Before venturing Down Under, away from the safe surroundings of Denmark, I didn't know about beer bottles with twist tops. We don't have them in Denmark, you need a cap opener
At a party in Singapore some Australian friends where in the other boat, they didn't know of beer bottles without twist tops. They were hurting themselves, cutting their hands trying in vain to twist off the unyielding cap. They had brought the beers but had not realised that in order to access the amber fluid* inside, you need a tool. Being a Dane I knew all about the art of freestyle beer bottle opening. With two bottles you can use them to open each other by holding one of the bottles around the neck and use the other one as a lever against your fingers. Once the first cap is off you can replace it and use that bottle to open the other one in the same way.

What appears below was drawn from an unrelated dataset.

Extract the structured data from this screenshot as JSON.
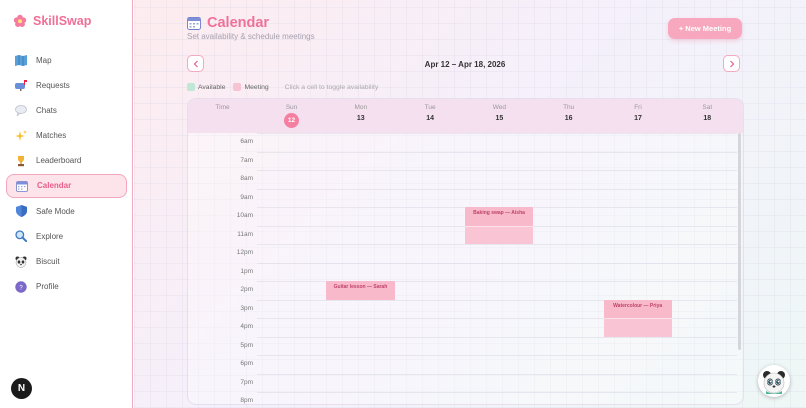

This of course is only child's play, Danes will brag that they can open a beer with a page from a newspaper or a wet hot dog bun.
The newspaper method:
Fold the page about 1 cm (about half an inch) from the bottom. Fold that over tightly again, again, again, again, again and again until you have made a stick. Then fold that over in the middle.
Grab a beer bottle around the neck, use the newspaper stick as a lever and push it up against the cap using your fingers, around the neck of the bottle, as leverage.
The wet hot dog bun method:
Take a hot dog bun, soak it in water, put it in the freezer for a couple of hours and then open the beer as you would with a newspaper.